7. Do not smoke, and if you do, the gains from stopping are larger than people expect

Smoking is the most thoroughly established modifiable risk factor for nearly every age-related disease. The detail worth knowing in the context of aging well is that stopping smoking after 60 still produces substantial health gains. The body recovers a great deal of cardiovascular function within the first year of cessation, and stroke risk and cancer risk continue to decline for years afterward. It is never too late for the benefit to be significant, and a primary care doctor can help with cessation strategies that actually work.

8. Drink moderately, or not at all

The earlier research on moderate drinking as protective against heart disease has not held up well under more recent meta-analyses, which suggest the apparent benefits were largely attributable to confounding variables in the study designs. Zhao and colleagues’ 2023 meta-analysis in JAMA Network Open, examining 107 cohort studies with over 4.8 million participants, found no significant mortality reduction associated with low-volume alcohol consumption once methodological biases were addressed. The current consensus is closer to “less is better, and none is fine.” For people who drink, current guidance from most national health bodies is no more than one drink per day for women and one to two for men, with the lower end of that range being safer. The risks of alcohol increase with age as the body processes it less efficiently.

9. Get the recommended health checks, and engage with them

Regular engagement with healthcare matters more after 60 than at any earlier point in life. Annual check-ups, recommended cancer screenings, blood pressure and cholesterol monitoring, hearing and vision tests, and bone density scans for those at risk all catch problems while they are still manageable. The U.S. Preventive Services Task Force maintains current recommendations for which screenings are evidence-supported at which ages, and most primary care doctors will track these alongside the patient. The habit is not glamorous, and the appointments are easy to put off. The people who age well, in the cohort research, are disproportionately those who stay engaged with their healthcare rather than avoiding it.

10. Manage stress, in whatever way actually works

Chronic stress is associated with accelerated biological ageing through inflammatory and cardiovascular pathways, and stress management consistently appears in the cohort literature as a contributor to aging well. Epel and colleagues’ 2004 paper in Proceedings of the National Academy of Sciences was one of the first to link chronic psychological stress to shortened telomere length, a cellular marker of biological aging, and a substantial literature has built on the finding since. The specific stress-management method matters less than the consistency. Some people do meditation. Some people do gardening. Some people do long walks. Some people do regular contact with close friends, which doubles up with item 2. What does not work, on the available evidence, is ignoring chronic stress or treating it as a personal weakness to push through.

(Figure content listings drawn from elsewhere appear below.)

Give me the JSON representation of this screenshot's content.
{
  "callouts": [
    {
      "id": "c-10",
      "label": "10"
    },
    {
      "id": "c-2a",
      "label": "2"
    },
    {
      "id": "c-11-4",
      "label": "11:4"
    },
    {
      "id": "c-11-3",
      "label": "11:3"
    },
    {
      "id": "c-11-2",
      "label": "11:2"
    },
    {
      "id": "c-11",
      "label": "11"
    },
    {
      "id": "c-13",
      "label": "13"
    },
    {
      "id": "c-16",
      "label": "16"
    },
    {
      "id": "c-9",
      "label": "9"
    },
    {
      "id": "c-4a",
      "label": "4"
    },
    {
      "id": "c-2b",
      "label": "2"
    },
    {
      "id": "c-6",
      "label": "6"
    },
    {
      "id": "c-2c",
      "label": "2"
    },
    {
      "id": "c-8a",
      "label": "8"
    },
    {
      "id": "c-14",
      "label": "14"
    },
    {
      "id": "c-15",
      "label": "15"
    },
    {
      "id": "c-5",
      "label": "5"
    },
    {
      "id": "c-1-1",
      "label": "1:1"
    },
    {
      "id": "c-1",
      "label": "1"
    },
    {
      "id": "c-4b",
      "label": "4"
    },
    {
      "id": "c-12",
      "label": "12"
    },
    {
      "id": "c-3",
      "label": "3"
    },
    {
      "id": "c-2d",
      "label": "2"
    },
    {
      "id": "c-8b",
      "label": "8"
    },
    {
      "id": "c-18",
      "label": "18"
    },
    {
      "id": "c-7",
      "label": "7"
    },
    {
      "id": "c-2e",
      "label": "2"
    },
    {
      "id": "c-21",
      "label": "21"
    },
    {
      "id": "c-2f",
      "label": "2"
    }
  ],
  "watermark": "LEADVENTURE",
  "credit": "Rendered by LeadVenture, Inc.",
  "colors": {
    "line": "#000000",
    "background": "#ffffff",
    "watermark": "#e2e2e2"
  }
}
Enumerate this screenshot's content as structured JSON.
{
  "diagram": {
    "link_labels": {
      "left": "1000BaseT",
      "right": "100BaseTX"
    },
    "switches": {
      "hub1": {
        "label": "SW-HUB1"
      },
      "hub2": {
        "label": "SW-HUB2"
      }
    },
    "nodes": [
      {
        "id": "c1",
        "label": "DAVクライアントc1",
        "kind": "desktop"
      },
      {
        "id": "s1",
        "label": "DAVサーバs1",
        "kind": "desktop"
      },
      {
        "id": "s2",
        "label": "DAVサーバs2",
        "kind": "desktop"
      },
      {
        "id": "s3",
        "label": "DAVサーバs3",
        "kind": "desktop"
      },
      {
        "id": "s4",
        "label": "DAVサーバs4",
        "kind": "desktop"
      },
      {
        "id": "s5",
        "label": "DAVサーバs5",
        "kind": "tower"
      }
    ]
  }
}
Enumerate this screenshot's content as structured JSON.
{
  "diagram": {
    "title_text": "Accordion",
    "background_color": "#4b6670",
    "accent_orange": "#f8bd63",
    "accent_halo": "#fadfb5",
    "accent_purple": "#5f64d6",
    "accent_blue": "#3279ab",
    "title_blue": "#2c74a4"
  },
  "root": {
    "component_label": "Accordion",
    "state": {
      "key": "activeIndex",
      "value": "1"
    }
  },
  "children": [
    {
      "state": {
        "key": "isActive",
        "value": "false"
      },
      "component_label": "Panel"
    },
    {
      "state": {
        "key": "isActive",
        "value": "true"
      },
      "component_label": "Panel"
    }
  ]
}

What the list does not promise

The ten habits above are population-level associations. They describe what the research finds, on average, across large groups of older adults. They do not describe any particular life.

The cleanness of the findings is part of what makes them appealing, and part of what makes them misleading. Cohort data smooths out the texture of how aging actually goes for any one person. The people in those studies who did most things right still got sick, still lost people they loved, still found their bodies doing things they had not asked them to do. The people who did most things wrong sometimes lived into their nineties without much complaint. Genetics, accumulated life history, healthcare access, and chance all matter alongside daily behaviour, in proportions nobody can quite specify.

What the list offers, in the end, is a more accurate picture than the wellness genre tends to provide, of what the people who aged well in the long cohort studies were actually doing day to day. Whether following the list will produce the same outcome for any given reader is a question the research cannot answer, and probably never will. The habits are worth taking seriously. Whether they are worth taking as seriously as we want to take them is harder to say.